OK. It’s mostly green.
Seriously, I’ve been giving some thought to how the scenery might be described, how it differs from the UK, what makes it different, exciting, awe-inspiring, marvellous, classically French? And the truth is, I don’t think I know.
For the most part, we’ve kept off the autoroutes and used good-quality and well-signposted secondary routes, through rural areas, all of which have had a neatness and tidiness that you don’t seem to see in the UK. Farms, many of them arable, don’t seem to have the same amount of abandoned clutter, outmoded equipment and rusting, tumble-down barns. There’s plenty of cattle in the well-ordered fields but no sheep spotted yet (although a Boucherie in Vannes market had the most fantastic array of lamb, including the double-sided Barnsley chops, although I suspect they weren’t called that in this particular arrondissement – and no, we didn’t check the prices.)
We’ve also been staying at ‘France Passion’ sites – a very simple and quietly-word-of-mouth-marketed national network of rural facilities which offer free overnight parking specifically for Motorhomes. We’re therefore mostly off the beaten-track and although the sites couldn’t be truly described as picturesque, they are ‘real’ and provide an unembellished insight into rural France (which, so far, has indeed proved mostly green.) When we arrived last night after-hours at a site which included a Farm Shop, we were able to negotiate with our Host to open said shop and allow us to procure sausage, lettuce, cider, a bottle of very fine Muscadet (which is currently lubricating the author as he types), a bulb of garlic, butter (just patted into a vague shape and wrapped in greaseproof paper), tomatoes, potatoes and a jar of local apple sauce, most of which became a very palatable in-van supper as the quietening dusk fell around us.
In terms of the greater landscape of the North Western French coastal region, we did witness one striking feature as we left Camaret-Sur-Mer, to drive across country with an early-morning mist solidifying in the heather-swathed valleys.
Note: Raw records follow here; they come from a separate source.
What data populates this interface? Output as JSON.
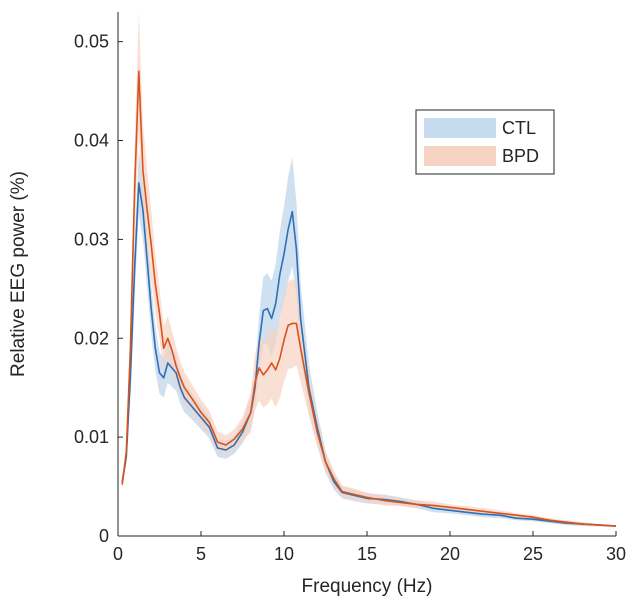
{
  "chart_data": {
    "type": "line",
    "title": "",
    "xlabel": "Frequency (Hz)",
    "ylabel": "Relative EEG power (%)",
    "xlim": [
      0,
      30
    ],
    "ylim": [
      0,
      0.053
    ],
    "xticks": [
      0,
      5,
      10,
      15,
      20,
      25,
      30
    ],
    "xtick_labels": [
      "0",
      "5",
      "10",
      "15",
      "20",
      "25",
      "30"
    ],
    "yticks": [
      0,
      0.01,
      0.02,
      0.03,
      0.04,
      0.05
    ],
    "ytick_labels": [
      "0",
      "0.01",
      "0.02",
      "0.03",
      "0.04",
      "0.05"
    ],
    "grid": false,
    "legend_position": "top-right",
    "series": [
      {
        "name": "CTL",
        "color": "#2f6fb5",
        "band_color": "#c7dbee",
        "x": [
          0.25,
          0.5,
          0.75,
          1.0,
          1.25,
          1.5,
          1.75,
          2.0,
          2.25,
          2.5,
          2.75,
          3.0,
          3.25,
          3.5,
          3.75,
          4.0,
          4.5,
          5.0,
          5.5,
          6.0,
          6.5,
          7.0,
          7.5,
          8.0,
          8.25,
          8.5,
          8.75,
          9.0,
          9.25,
          9.5,
          9.75,
          10.0,
          10.25,
          10.5,
          10.75,
          11.0,
          11.5,
          12.0,
          12.5,
          13.0,
          13.5,
          14.0,
          15.0,
          16.0,
          17.0,
          18.0,
          19.0,
          20.0,
          21.0,
          22.0,
          23.0,
          24.0,
          25.0,
          26.0,
          27.0,
          28.0,
          29.0,
          30.0
        ],
        "values": [
          0.0055,
          0.008,
          0.016,
          0.027,
          0.0357,
          0.033,
          0.028,
          0.023,
          0.019,
          0.0165,
          0.016,
          0.0175,
          0.017,
          0.0165,
          0.015,
          0.014,
          0.013,
          0.012,
          0.011,
          0.0089,
          0.0087,
          0.0092,
          0.0105,
          0.0125,
          0.015,
          0.0195,
          0.0228,
          0.023,
          0.022,
          0.0235,
          0.0265,
          0.0285,
          0.031,
          0.0328,
          0.029,
          0.022,
          0.015,
          0.011,
          0.0075,
          0.0055,
          0.0044,
          0.0042,
          0.0038,
          0.0037,
          0.0035,
          0.0032,
          0.0028,
          0.0026,
          0.0024,
          0.0022,
          0.0021,
          0.0018,
          0.0017,
          0.0015,
          0.0013,
          0.0012,
          0.0011,
          0.001
        ],
        "band": [
          0.0005,
          0.0008,
          0.0018,
          0.0028,
          0.0032,
          0.003,
          0.0028,
          0.0025,
          0.0023,
          0.0021,
          0.002,
          0.002,
          0.0019,
          0.0018,
          0.0016,
          0.0015,
          0.0013,
          0.0012,
          0.0011,
          0.0009,
          0.0009,
          0.0009,
          0.0011,
          0.0016,
          0.002,
          0.0028,
          0.0034,
          0.0036,
          0.0038,
          0.004,
          0.0044,
          0.0048,
          0.0053,
          0.0055,
          0.0048,
          0.0036,
          0.0024,
          0.0016,
          0.0011,
          0.0008,
          0.0006,
          0.0006,
          0.0005,
          0.0005,
          0.0004,
          0.0004,
          0.0004,
          0.0003,
          0.0003,
          0.0003,
          0.0003,
          0.0002,
          0.0002,
          0.0002,
          0.0002,
          0.0002,
          0.0001,
          0.0001
        ]
      },
      {
        "name": "BPD",
        "color": "#d95319",
        "band_color": "#f6d2c2",
        "x": [
          0.25,
          0.5,
          0.75,
          1.0,
          1.25,
          1.5,
          1.75,
          2.0,
          2.25,
          2.5,
          2.75,
          3.0,
          3.25,
          3.5,
          3.75,
          4.0,
          4.5,
          5.0,
          5.5,
          6.0,
          6.5,
          7.0,
          7.5,
          8.0,
          8.25,
          8.5,
          8.75,
          9.0,
          9.25,
          9.5,
          9.75,
          10.0,
          10.25,
          10.5,
          10.75,
          11.0,
          11.5,
          12.0,
          12.5,
          13.0,
          13.5,
          14.0,
          15.0,
          16.0,
          17.0,
          18.0,
          19.0,
          20.0,
          21.0,
          22.0,
          23.0,
          24.0,
          25.0,
          26.0,
          27.0,
          28.0,
          29.0,
          30.0
        ],
        "values": [
          0.0052,
          0.0085,
          0.019,
          0.035,
          0.047,
          0.037,
          0.033,
          0.0295,
          0.0255,
          0.0225,
          0.019,
          0.02,
          0.0188,
          0.0172,
          0.016,
          0.015,
          0.0138,
          0.0125,
          0.0115,
          0.0095,
          0.0092,
          0.0098,
          0.0108,
          0.0125,
          0.0155,
          0.017,
          0.0163,
          0.0168,
          0.0175,
          0.0168,
          0.018,
          0.0198,
          0.0213,
          0.0215,
          0.0215,
          0.019,
          0.0145,
          0.0105,
          0.0075,
          0.0058,
          0.0045,
          0.0043,
          0.0039,
          0.0036,
          0.0034,
          0.0032,
          0.0031,
          0.0029,
          0.0027,
          0.0025,
          0.0023,
          0.0021,
          0.0019,
          0.0016,
          0.0014,
          0.0012,
          0.0011,
          0.001
        ],
        "band": [
          0.0005,
          0.0009,
          0.0022,
          0.0045,
          0.006,
          0.0048,
          0.004,
          0.0035,
          0.003,
          0.0026,
          0.0022,
          0.0022,
          0.002,
          0.0019,
          0.0017,
          0.0016,
          0.0014,
          0.0013,
          0.0012,
          0.0011,
          0.001,
          0.001,
          0.0012,
          0.002,
          0.0028,
          0.0033,
          0.0033,
          0.0035,
          0.0036,
          0.0038,
          0.004,
          0.0042,
          0.0044,
          0.0045,
          0.0042,
          0.0034,
          0.0023,
          0.0015,
          0.0011,
          0.0008,
          0.0006,
          0.0006,
          0.0005,
          0.0005,
          0.0004,
          0.0004,
          0.0004,
          0.0003,
          0.0003,
          0.0003,
          0.0003,
          0.0002,
          0.0002,
          0.0002,
          0.0002,
          0.0002,
          0.0001,
          0.0001
        ]
      }
    ]
  }
}
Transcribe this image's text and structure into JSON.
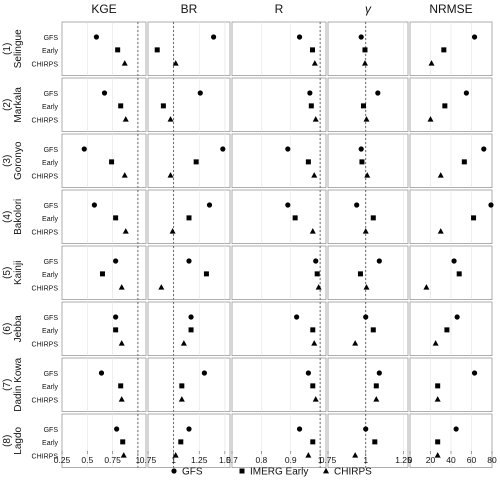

A high bank of heather and ferns at the side of the road was floodlit by the low-angled light of morning sunshine, illuminating a carefully curated gallery of spiders’ webs – literally hundreds of them, each about the size of a dinner-plate – arrayed in close proximity across a hundred metres of foliage, with each and every carefully woven silken strand exquisitely and delicately highlighted by myriad droplets of morning dew, mirroring the sun and providing the most breathtaking and accidental natural artwork.
The only other observation to offer is that the landscape is Impressionistic, reflecting the vivid juxtaposition of colours (OK, mainly differing shades of green) which dominated many of the semi-abstract Impressionist paintings we all know, admire and love – but can’t attribute to specific artists through a frustrating lack of in-depth knowledge of the subject. Suffice it to say that the landscape and its artistic representations feel somehow cyclical in that they continually inspire, inform and interpret each other. Does that make any sense? Must be bedtime.